Nie ma bowiem żadnych badań, z których wynikałoby, że sprzedaż alkoholu na stacjach benzynowych przekłada się na zwiększenie liczby nietrzeźwych kierowców na polskich drogach. 
- Wprowadzenie zakazu sprzedaży alkoholu na stacjach benzynowych w godzinach nocnych może być więc sprzeczne z konstytucyjną zasadą wolności działalności gospodarczej oraz zasadą równości obywateli wobec prawa. Brak bowiem jest jakichkolwiek racjonalnych podstaw do wprowadzenia takich zakazów na stacjach benzynowych, skoro bardzo często stanowią one również zwykłe sklepy - twierdzi prof. Piotr Pałka, radca prawny i wspólnik DERC PAŁKA Kancelaria Radców Prawnych.

I zastanawia się, jakie jest właściwe racjonalne wprowadzenie takiego zakazu, skoro jadąc samochodem, można zatrzymać się przy dowolnym sklepie monopolowym i nabyć alkohol?  - Fatalistyczna wizja spożywania alkoholu od razu po zakupie na stacji benzynowej powinna raczej prowadzić do obowiązkowego instalowania w samochodach alkomatu, który uruchamiałby samochód dopiero po przeprowadzeniu weryfikacji na obecność alkoholu. W niektórych państwach, np. we Francji, przez pewien okres obowiązywały nawet przepisy o obowiązkowym posiadaniu alkomatu w samochodzie pod rygorem kary grzywny, które notabene wywołały wiele kontrowersji wśród francuskiego społeczeństwa i ostatecznie zostały one uchylone. Można więc pomysł zakazu sprzedaży alkoholu w godzinach nocnych na stacjach benzynowych porównać do pomysłu rodem z Francji, który okazał się być nieegzekwowalny - zauważa prof. Pałka.

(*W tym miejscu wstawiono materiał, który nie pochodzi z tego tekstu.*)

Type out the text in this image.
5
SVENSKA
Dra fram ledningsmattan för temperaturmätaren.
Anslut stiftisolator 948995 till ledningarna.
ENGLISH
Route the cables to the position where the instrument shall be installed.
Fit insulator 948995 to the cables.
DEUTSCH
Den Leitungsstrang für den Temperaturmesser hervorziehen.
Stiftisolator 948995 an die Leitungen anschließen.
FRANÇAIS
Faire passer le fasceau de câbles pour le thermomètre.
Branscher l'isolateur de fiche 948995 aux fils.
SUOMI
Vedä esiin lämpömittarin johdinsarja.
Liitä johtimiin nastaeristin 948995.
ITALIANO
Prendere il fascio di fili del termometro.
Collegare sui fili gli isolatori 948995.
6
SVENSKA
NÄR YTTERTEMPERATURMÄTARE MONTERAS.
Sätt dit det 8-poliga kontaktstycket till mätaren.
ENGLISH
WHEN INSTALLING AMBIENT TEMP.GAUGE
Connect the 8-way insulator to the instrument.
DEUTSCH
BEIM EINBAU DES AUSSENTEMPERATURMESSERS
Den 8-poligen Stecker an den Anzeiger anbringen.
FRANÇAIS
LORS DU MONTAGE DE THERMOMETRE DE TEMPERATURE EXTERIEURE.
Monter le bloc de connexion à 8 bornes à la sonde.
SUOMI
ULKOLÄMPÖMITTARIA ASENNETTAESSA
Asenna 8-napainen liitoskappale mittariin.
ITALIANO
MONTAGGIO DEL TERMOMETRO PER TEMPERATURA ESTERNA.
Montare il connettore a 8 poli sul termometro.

Czytaj w LEX: Ewidencja księgowa opłat za korzystanie z zezwoleń na sprzedaż napojów alkoholowych >

Trudno o odszkodowanie

Natomiast ograniczenia sprzedaży alkoholu na stacjach benzynowych mogą prowadzić do spadku ich obrotów. Teoretycznie stacje benzynowe mogą ubiegać się o odszkodowanie. Nie jest to jednak takie proste. 

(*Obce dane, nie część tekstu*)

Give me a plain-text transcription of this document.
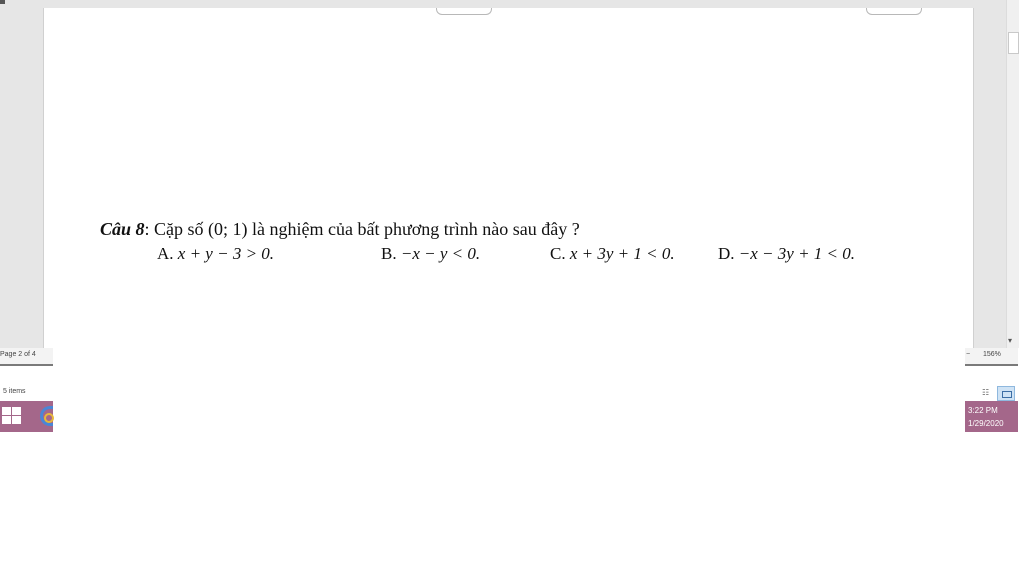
Câu 8: Cặp số (0; 1) là nghiệm của bất phương trình nào sau đây ?
A. x + y − 3 > 0.	B. −x − y < 0.	C. x + 3y + 1 < 0.	D. −x − 3y + 1 < 0.
▾
Page 2 of 4	− 156%
5 items	☷
3:22 PM
1/29/2020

- Możliwość ubiegania się przez stacje benzynowe o odszkodowanie z tytułu wprowadzenia tych przepisów zależy od charakteru tych zmian oraz ich wpływu na działalność gospodarczą. W Polsce podstawą prawną do dochodzenia takich odszkodowań może być art. 77 ust. 1 Konstytucji RP, który mówi o prawie do odszkodowania za niezgodne z prawem działanie organów publicznych. Jeżeli przedsiębiorca uzna, że nowe przepisy naruszają jego prawa lub prowadzą do nieuzasadnionego pogorszenia sytuacji gospodarczej, może dochodzić swoich roszczeń na drodze sądowej. Jednak aby to było możliwe, musiałoby zostać wykazane, że nowe przepisy są niezgodne z prawem (np. nieproporcjonalne, naruszają zasadę ochrony działalności gospodarczej, wprowadzają nadmierne ograniczenia w stosunku do celu, jakiemu mają służyć) - wyjaśnia Marcin Bandurski. 

Czytaj w LEX: Odpowiedzialność za wykroczenia w związku z naruszeniem zakazów handlu >

Kolejnymi podstawami dochodzenia roszczeń może być art. 417 par. 1 kodeksu cywilnego, zgodnie z którym: „Za szkodę wyrządzoną przez niezgodne z prawem działanie lub zaniechanie przy wykonywaniu władzy publicznej odpowiedzialność ponosi Skarb Państwa lub jednostka samorządu terytorialnego albo inna osoba prawna wykonująca tę władzę z mocy prawa.”

Jeśli stacja benzynowa chce dochodzić odszkodowania, musi ponadto udowodnić, że to właśnie ograniczenie sprzedaży alkoholu doprowadziło do rzeczywistej szkody (np. spadku obrotów). W praktyce dochodzenie odszkodowania od państwa jest trudne, ponieważ przepisy wprowadzające ograniczenia często są uzasadnione ważnym interesem publicznym, takim jak ochrona zdrowia publicznego. Nawet jeśli szkoda zostanie wykazana, sąd musiałby uznać, że wprowadzone przepisy rzeczywiście naruszyły prawo (np. konstytucję, jako akt wyższego rzędu), co jest sytuacją wyjątkową w polskim sądownictwie powszechnym. W praktyce sądy często wskazują, że jedyną właściwą drogą do podważenia zasadności aktu prawnego jest skarga do Trybunału Konstytucyjnego.

- Przepisy dotyczące wychowania w trzeźwości mogą więc iść daleko. Ustawodawca powinien jednak uwzględnić interesy publiczne i prywatne, a także zapewnić, aby wprowadzane regulacje nie prowadziły do nadmiernego ograniczenia swobód gospodarczych – co by z kolei prowadziło do komplikacji prawnych w relacjach z Unią Europejską - podkreśla Marcin Bandurski.